Every year, millions of people across the country are injured in some form of vehicle collision. There are many different causes to these incidents, and physical harm can range from a few cuts and bruises all the way up to tragic deaths. Whether you’ve had an accident and want to understand your legal position better, or you’re simply curious, here are some of the most common injuries caused by car accidents…
Soft Tissue Injuries
A soft tissue injury is a pretty broad definition, and covers any damage to the body’s connective tissue – muscles, ligaments, tendons and so on. This is by far the most common kind of injury reported after car accidents, and sends a lot of people to specialized law firms such as www.juliejohnsonlaw.com . In fact, the most common type of injury, commonly known as whiplash, is a type of soft tissue injury, which affects the muscles and ligaments of the neck and upper back, stretching them in the sudden, jerking movements of the head and neck. These same forces and movements can also cause severe damage to the soft tissue covering the rest of the back.
Cuts and Scrapes
When we think of car collisions, a lot of us believe the most dangerous objects involved are the vehicles themselves. Yes, a couple of tons of steel and machinery moving at high speeds can certainly do a lot of damage. However, sometimes it’s things inside the car that cause the most physical harm. Immediately after a collision, any loose objects inside the car immediately become dangerous projectiles, and are flung haphazardly around the car’s interior. Cell phones, mugs, books, dash-cams and anything else that happens to be in the car can all be serious dangers in a car crash. If one hits you at speed, it can easily cause cuts and scrapes. In the majority of cases, these kinds of injuries are fairly minor, and don’t require any kind of medical attention and certainly no legal action. However, there have been cases where they result in a significant blood loss, and need stitches or other procedures.

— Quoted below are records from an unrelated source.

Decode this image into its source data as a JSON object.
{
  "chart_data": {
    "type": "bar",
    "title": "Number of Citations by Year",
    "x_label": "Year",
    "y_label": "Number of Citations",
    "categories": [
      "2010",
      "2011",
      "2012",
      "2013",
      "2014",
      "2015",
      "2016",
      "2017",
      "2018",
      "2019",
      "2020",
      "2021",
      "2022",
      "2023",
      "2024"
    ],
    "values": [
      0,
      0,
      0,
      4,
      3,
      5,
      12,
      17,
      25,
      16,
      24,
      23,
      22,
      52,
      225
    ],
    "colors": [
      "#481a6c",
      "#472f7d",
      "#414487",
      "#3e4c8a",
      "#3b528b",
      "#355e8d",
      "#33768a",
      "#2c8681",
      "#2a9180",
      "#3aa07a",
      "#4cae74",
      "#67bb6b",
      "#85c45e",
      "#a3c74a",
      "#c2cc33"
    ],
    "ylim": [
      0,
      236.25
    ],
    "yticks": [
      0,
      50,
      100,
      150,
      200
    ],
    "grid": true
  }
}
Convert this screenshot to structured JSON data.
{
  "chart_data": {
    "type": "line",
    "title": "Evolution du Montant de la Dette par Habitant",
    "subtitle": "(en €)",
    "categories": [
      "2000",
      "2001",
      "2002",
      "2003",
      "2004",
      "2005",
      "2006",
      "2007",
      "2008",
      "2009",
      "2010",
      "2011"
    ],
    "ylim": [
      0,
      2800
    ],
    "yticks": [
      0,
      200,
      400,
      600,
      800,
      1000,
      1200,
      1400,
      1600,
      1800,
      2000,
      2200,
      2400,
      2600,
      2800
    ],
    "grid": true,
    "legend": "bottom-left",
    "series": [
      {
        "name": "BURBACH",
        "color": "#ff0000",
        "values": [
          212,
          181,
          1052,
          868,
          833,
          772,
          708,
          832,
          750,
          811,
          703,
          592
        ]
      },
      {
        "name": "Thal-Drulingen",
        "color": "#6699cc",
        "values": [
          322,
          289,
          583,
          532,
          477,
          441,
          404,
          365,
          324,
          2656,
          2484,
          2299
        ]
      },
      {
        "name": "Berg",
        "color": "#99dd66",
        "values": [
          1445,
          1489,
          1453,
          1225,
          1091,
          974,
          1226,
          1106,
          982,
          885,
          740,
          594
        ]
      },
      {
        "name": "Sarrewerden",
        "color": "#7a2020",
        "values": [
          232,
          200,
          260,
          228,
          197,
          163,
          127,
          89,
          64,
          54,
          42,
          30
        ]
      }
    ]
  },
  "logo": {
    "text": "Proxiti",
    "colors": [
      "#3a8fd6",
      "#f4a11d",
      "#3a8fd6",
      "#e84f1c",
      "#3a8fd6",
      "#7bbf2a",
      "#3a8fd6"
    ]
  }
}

Unfortunately, head damage also makes up a large proportion of all reported car collision injuries, and can be extremely severe. If a car suddenly slams to a halt, or changes direction abruptly, it can often cause the heads of all the occupants to snap in a sudden, unnatural movement. In the best case scenarios, this just means a soft tissue strain in the neck and upper back. In worse cases, the head can also take serious damage. If a person’s skull hits a window, the steering wheel, or any other hard surface, it can cause severe scrapes or bruising, and even more severe lacerations. The worst-case scenario constitutes a closed head injury. Here, the fluid and tissue in the victim’s skull is damaged due to the sudden movement or impact to the head. The most severe kinds of closed head injury result in permanent brain damage, whereas others result in much more minor injuries like concussions.